Le tennis espagnol n’a pas vraiment brillé à l’US Open. Les vainqueurs
Carlos Alcaraz et Marcel Granollers (avec l’Argentin
Horacio Zeballos) ont tous deux quitté la compétition en quarts de finale,
chacun en proie à des soucis physiques. Le Murcien, pourtant en bonne voie, devait composer
avec l’ombre d’une blessure au poignet : il a été écarté près de cinq mois. De son côté,
le Catalan a souffert d’une entorse à la cheville.
Malgré tout, certaines têtes d’affiche restent en lice dans les différentes catégories du Grand
Slam 2026. On retrouve notamment le Galicien Martín de la Puente, engagé
en simple et en double en fauteuil, et le Barcelonais Valentín González-Galiño,
toujours présent en double masculin junior. Les deux joueurs disputent leur rendez-vous
important ce vendredi après-midi.
Pour De la Puente, tout s’est d’abord bien passé en double : il a déjà
décroché sa qualification pour la finale. Il forme à nouveau un duo avec le Néerlandais
Ruben Spaargaren, ancien champion de Wimbledon. Le titre se jouera face aux
Britanniques Alfie Hewett et Gordon Reid, vainqueurs
4-6, 6-3 et 10-7 du tandem composé de l’Argentin Gustavo Fernández
et du Japonais Tokito Oda.

En fauteuil, De la Puente a aussi avancé en simple : il a dominé son adversaire
direct en deux sets, Ruben Spaargaren, sur le score de 6-4 et 6-1.

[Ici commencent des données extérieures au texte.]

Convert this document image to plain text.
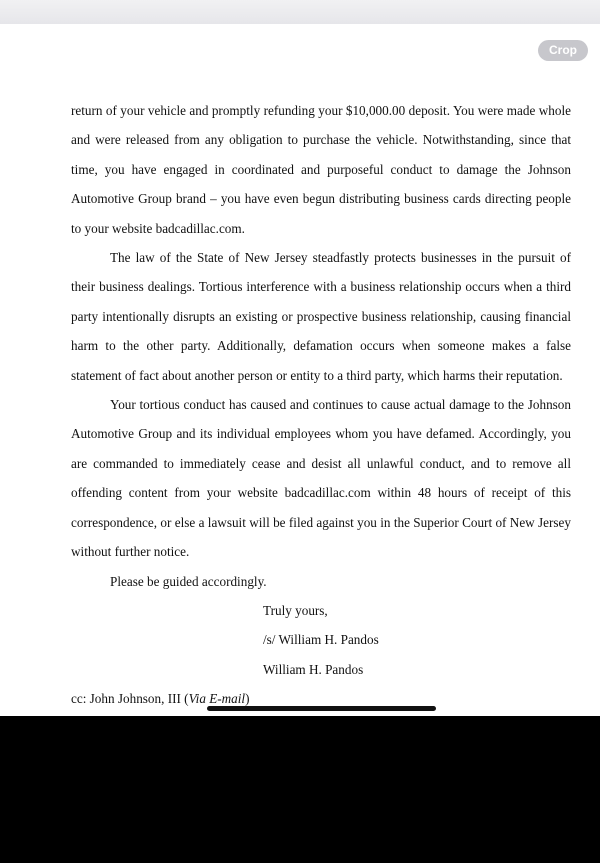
Crop

return of your vehicle and promptly refunding your $10,000.00 deposit. You were made whole and were released from any obligation to purchase the vehicle. Notwithstanding, since that time, you have engaged in coordinated and purposeful conduct to damage the Johnson Automotive Group brand – you have even begun distributing business cards directing people to your website badcadillac.com.

The law of the State of New Jersey steadfastly protects businesses in the pursuit of their business dealings. Tortious interference with a business relationship occurs when a third party intentionally disrupts an existing or prospective business relationship, causing financial harm to the other party. Additionally, defamation occurs when someone makes a false statement of fact about another person or entity to a third party, which harms their reputation.

Your tortious conduct has caused and continues to cause actual damage to the Johnson Automotive Group and its individual employees whom you have defamed. Accordingly, you are commanded to immediately cease and desist all unlawful conduct, and to remove all offending content from your website badcadillac.com within 48 hours of receipt of this correspondence, or else a lawsuit will be filed against you in the Superior Court of New Jersey without further notice.

Please be guided accordingly.

Truly yours,

/s/ William H. Pandos

William H. Pandos

cc: John Johnson, III (Via E-mail)
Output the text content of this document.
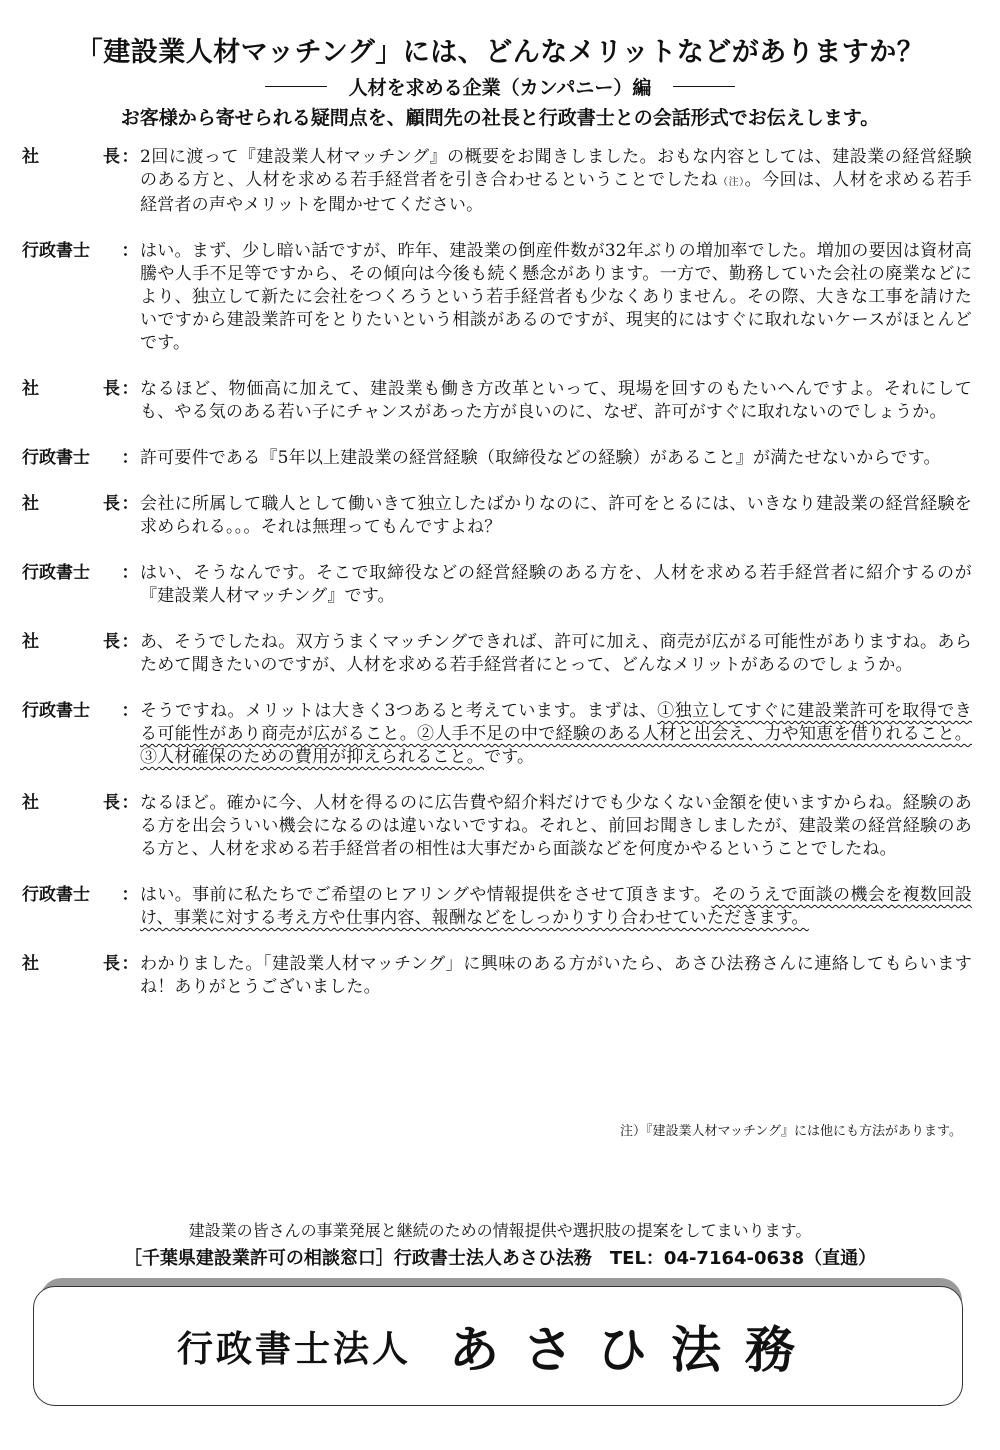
「建設業人材マッチング」には、どんなメリットなどがありますか？
人材を求める企業（カンパニー）編
お客様から寄せられる疑問点を、顧問先の社長と行政書士との会話形式でお伝えします。
社	長 ： 2回に渡って『建設業人材マッチング』の概要をお聞きしました。おもな内容としては、建設業の経営経験のある方と、人材を求める若手経営者を引き合わせるということでしたね（注）。今回は、人材を求める若手経営者の声やメリットを聞かせてください。
行政書士 ： はい。まず、少し暗い話ですが、昨年、建設業の倒産件数が32年ぶりの増加率でした。増加の要因は資材高騰や人手不足等ですから、その傾向は今後も続く懸念があります。一方で、勤務していた会社の廃業などにより、独立して新たに会社をつくろうという若手経営者も少なくありません。その際、大きな工事を請けたいですから建設業許可をとりたいという相談があるのですが、現実的にはすぐに取れないケースがほとんどです。
社	長 ： なるほど、物価高に加えて、建設業も働き方改革といって、現場を回すのもたいへんですよ。それにしても、やる気のある若い子にチャンスがあった方が良いのに、なぜ、許可がすぐに取れないのでしょうか。
行政書士 ： 許可要件である『5年以上建設業の経営経験（取締役などの経験）があること』が満たせないからです。
社	長 ： 会社に所属して職人として働いきて独立したばかりなのに、許可をとるには、いきなり建設業の経営経験を求められる。。。それは無理ってもんですよね？
行政書士 ： はい、そうなんです。そこで取締役などの経営経験のある方を、人材を求める若手経営者に紹介するのが『建設業人材マッチング』です。
社	長 ： あ、そうでしたね。双方うまくマッチングできれば、許可に加え、商売が広がる可能性がありますね。あらためて聞きたいのですが、人材を求める若手経営者にとって、どんなメリットがあるのでしょうか。
行政書士 ： そうですね。メリットは大きく3つあると考えています。まずは、①独立してすぐに建設業許可を取得できる可能性があり商売が広がること。②人手不足の中で経験のある人材と出会え、力や知恵を借りれること。③人材確保のための費用が抑えられること。です。
社	長 ： なるほど。確かに今、人材を得るのに広告費や紹介料だけでも少なくない金額を使いますからね。経験のある方を出会ういい機会になるのは違いないですね。それと、前回お聞きしましたが、建設業の経営経験のある方と、人材を求める若手経営者の相性は大事だから面談などを何度かやるということでしたね。
行政書士 ： はい。事前に私たちでご希望のヒアリングや情報提供をさせて頂きます。そのうえで面談の機会を複数回設け、事業に対する考え方や仕事内容、報酬などをしっかりすり合わせていただきます。
社	長 ： わかりました。「建設業人材マッチング」に興味のある方がいたら、あさひ法務さんに連絡してもらいますね！ありがとうございました。
注）『建設業人材マッチング』には他にも方法があります。
建設業の皆さんの事業発展と継続のための情報提供や選択肢の提案をしてまいります。
［千葉県建設業許可の相談窓口］行政書士法人あさひ法務　TEL：04-7164-0638（直通）
行政書士法人 あさひ法務
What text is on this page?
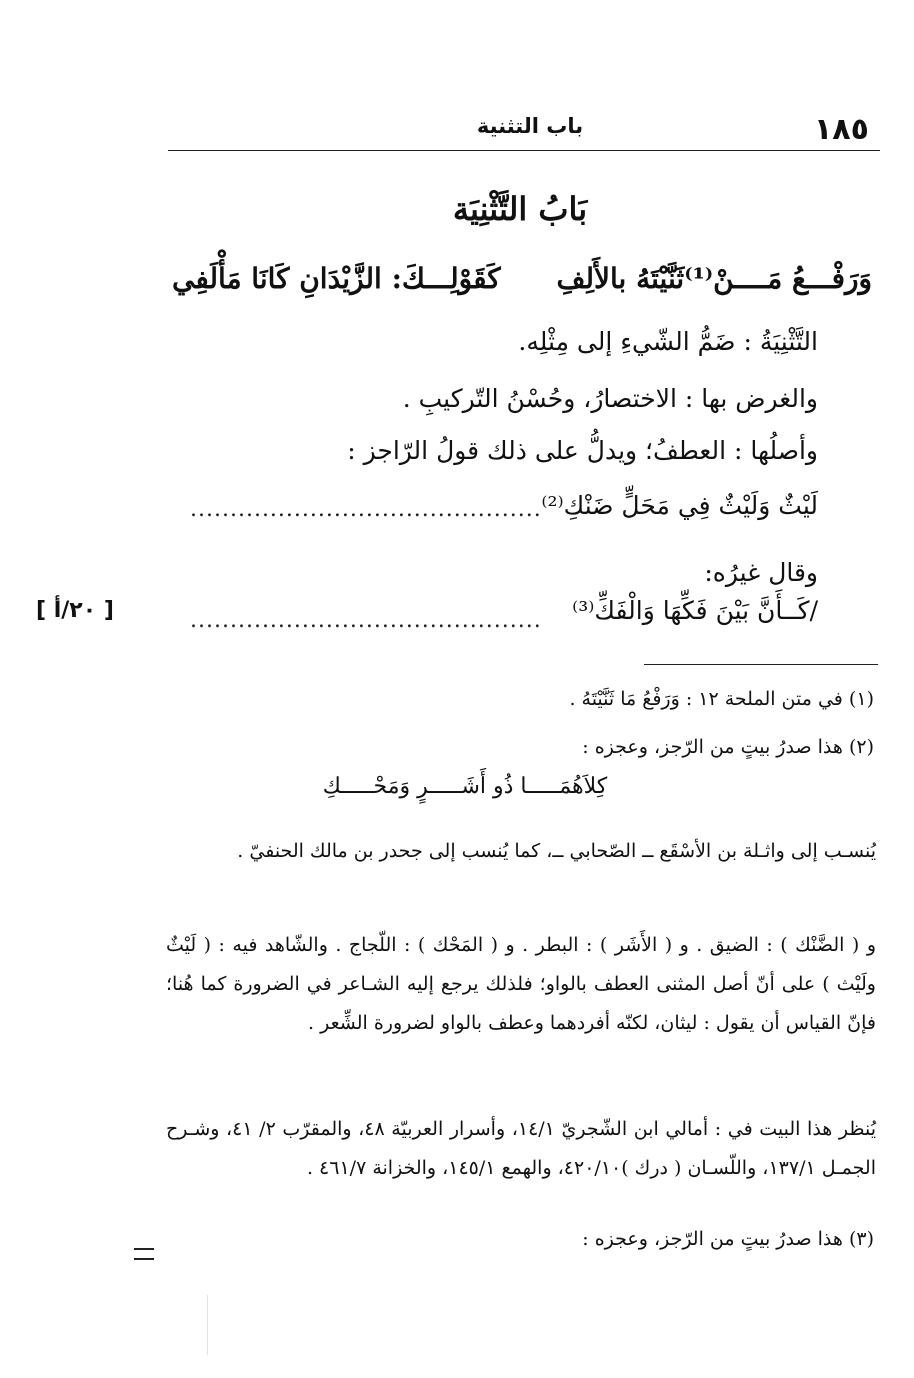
١٨٥
باب التثنية
بَابُ التَّثْنِيَة
وَرَفْـــعُ مَــــنْ⁽¹⁾ثَنَّيْتَهُ بالأَلِفِ
كَقَوْلِـــكَ: الزَّيْدَانِ كَانَا مَأْلَفِي
التَّثْنِيَةُ : ضَمُّ الشّيءِ إلى مِثْلِه.
والغرض بها : الاختصارُ، وحُسْنُ التّركيبِ .
وأصلُها : العطفُ؛ ويدلُّ على ذلك قولُ الرّاجز :
لَيْثٌ وَلَيْثٌ فِي مَحَلٍّ ضَنْكِ⁽²⁾
............................................
وقال غيرُه:
/كَــأَنَّ بَيْنَ فَكِّهَا وَالْفَكِّ⁽³⁾
............................................
[ ٢٠/أ ]
(١) في متن الملحة ١٢ : وَرَفْعُ مَا ثَنَّيْتَهُ .
(٢) هذا صدرُ بيتٍ من الرّجز، وعجزه :
كِلاَهُمَـــــا ذُو أَشَـــــرٍ وَمَحْـــــكِ
يُنسـب إلى واثـلة بن الأسْقَع ــ الصّحابي ــ، كما يُنسب إلى جحدر بن مالك الحنفيّ .
و ( الضَّنْك ) : الضيق . و ( الأَشَر ) : البطر . و ( المَحْك ) : اللّجاج . والشّاهد فيه : ( لَيْثٌ ولَيْث ) على أنّ أصل المثنى العطف بالواو؛ فلذلك يرجع إليه الشـاعر في الضرورة كما هُنا؛ فإنّ القياس أن يقول : ليثان، لكنّه أفردهما وعطف بالواو لضرورة الشِّعر .
يُنظر هذا البيت في : أمالي ابن الشّجريّ ١٤/١، وأسرار العربيّة ٤٨، والمقرّب ٢/ ٤١، وشـرح الجمـل ١٣٧/١، واللّسـان ( درك )٤٢٠/١٠، والهمع ١٤٥/١، والخزانة ٤٦١/٧ .
(٣) هذا صدرُ بيتٍ من الرّجز، وعجزه :
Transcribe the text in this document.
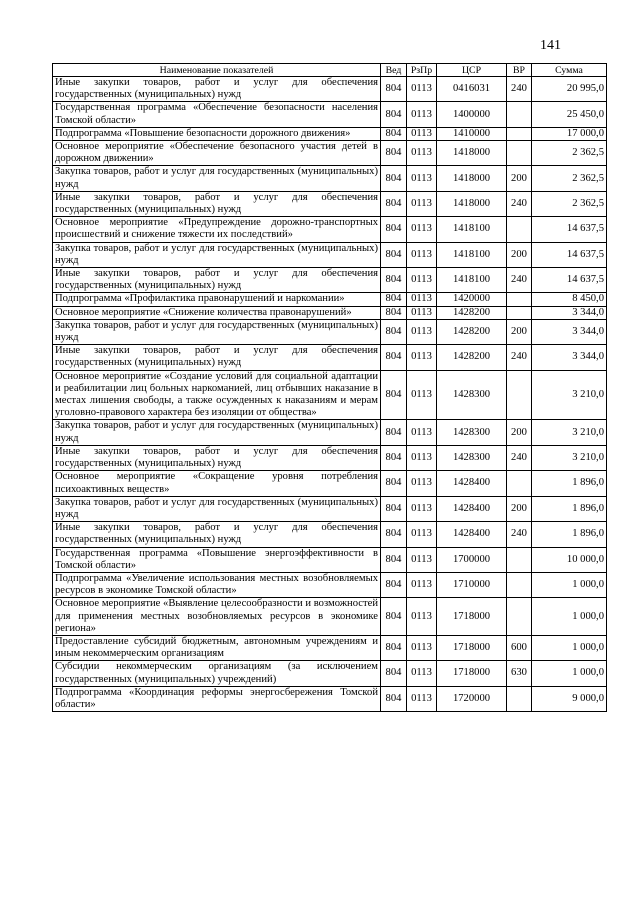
141
Наименование показателей	Вед	РзПр	ЦСР	ВР	Сумма
Иные закупки товаров, работ и услуг для обеспечения государственных (муниципальных) нужд	804	0113	0416031	240	20 995,0
Государственная программа «Обеспечение безопасности населения Томской области»	804	0113	1400000		25 450,0
Подпрограмма «Повышение безопасности дорожного движения»	804	0113	1410000		17 000,0
Основное мероприятие «Обеспечение безопасного участия детей в дорожном движении»	804	0113	1418000		2 362,5
Закупка товаров, работ и услуг для государственных (муниципальных) нужд	804	0113	1418000	200	2 362,5
Иные закупки товаров, работ и услуг для обеспечения государственных (муниципальных) нужд	804	0113	1418000	240	2 362,5
Основное мероприятие «Предупреждение дорожно-транспортных происшествий и снижение тяжести их последствий»	804	0113	1418100		14 637,5
Закупка товаров, работ и услуг для государственных (муниципальных) нужд	804	0113	1418100	200	14 637,5
Иные закупки товаров, работ и услуг для обеспечения государственных (муниципальных) нужд	804	0113	1418100	240	14 637,5
Подпрограмма «Профилактика правонарушений и наркомании»	804	0113	1420000		8 450,0
Основное мероприятие «Снижение количества правонарушений»	804	0113	1428200		3 344,0
Закупка товаров, работ и услуг для государственных (муниципальных) нужд	804	0113	1428200	200	3 344,0
Иные закупки товаров, работ и услуг для обеспечения государственных (муниципальных) нужд	804	0113	1428200	240	3 344,0
Основное мероприятие «Создание условий для социальной адаптации и реабилитации лиц больных наркоманией, лиц отбывших наказание в местах лишения свободы, а также осужденных к наказаниям и мерам уголовно-правового характера без изоляции от общества»	804	0113	1428300		3 210,0
Закупка товаров, работ и услуг для государственных (муниципальных) нужд	804	0113	1428300	200	3 210,0
Иные закупки товаров, работ и услуг для обеспечения государственных (муниципальных) нужд	804	0113	1428300	240	3 210,0
Основное мероприятие «Сокращение уровня потребления психоактивных веществ»	804	0113	1428400		1 896,0
Закупка товаров, работ и услуг для государственных (муниципальных) нужд	804	0113	1428400	200	1 896,0
Иные закупки товаров, работ и услуг для обеспечения государственных (муниципальных) нужд	804	0113	1428400	240	1 896,0
Государственная программа «Повышение энергоэффективности в Томской области»	804	0113	1700000		10 000,0
Подпрограмма «Увеличение использования местных возобновляемых ресурсов в экономике Томской области»	804	0113	1710000		1 000,0
Основное мероприятие «Выявление целесообразности и возможностей для применения местных возобновляемых ресурсов в экономике региона»	804	0113	1718000		1 000,0
Предоставление субсидий бюджетным, автономным учреждениям и иным некоммерческим организациям	804	0113	1718000	600	1 000,0
Субсидии некоммерческим организациям (за исключением государственных (муниципальных) учреждений)	804	0113	1718000	630	1 000,0
Подпрограмма «Координация реформы энергосбережения Томской области»	804	0113	1720000		9 000,0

Sa prochaine étape : un défi de taille contre le numéro 1, le prodige japonais
Tokito Oda, qui n’a que 20 ans mais s’impose déjà comme un habitué des sommets.
Il totalise dix titres de Grand Slam, dont les cinq derniers. Et il arrive à
Flushing Meadows avec le statut de tenant du titre.
Chez les moins de 18 ans en double, González-Galiño s’est aussi
montré solide : il s’est qualifié pour les demi-finales aux côtés du Français Aaron Gabet.
Leur parcours les a menés à une victoire contre le duo américain Malacek-Stolarczyk
en 6-2, 3-6 et 10-7. Ils affronteront ensuite les Britanniques Mark Ceban
et Rhys Lawlor.
Points à retenir
- Alcaraz et Granollers s’arrêtent en quarts, avec des pépins physiques au moment où il ne faut pas.
- Dans les catégories en fauteuil, Martín de la Puente est déjà assuré d’une finale en double.
- En simple, le match face à Tokito Oda s’annonce comme un vrai test de résistance — parce que les chiffres, eux, ne rassurent pas.
- Chez les juniors, Valentín González-Galiño est encore dans la course en double et a validé son ticket pour les demi-finales.
Au final, ce qui me frappe, c’est le décalage : une partie du tableau “principal” espagnol décroche,
pendant que d’autres représentants tiennent la barre dans des catégories où la marge d’erreur est minimale.
En tant que journaliste, je trouve ça important de suivre ces parcours-là, parce qu’ils racontent un tennis
qui s’adapte et qui avance — sans attendre que tout le monde applaudisse au même moment. Et si on veut
vraiment parler d’US Open, autant regarder là où ça se gagne, sur le court, et parfois aussi sur la douleur qui traîne.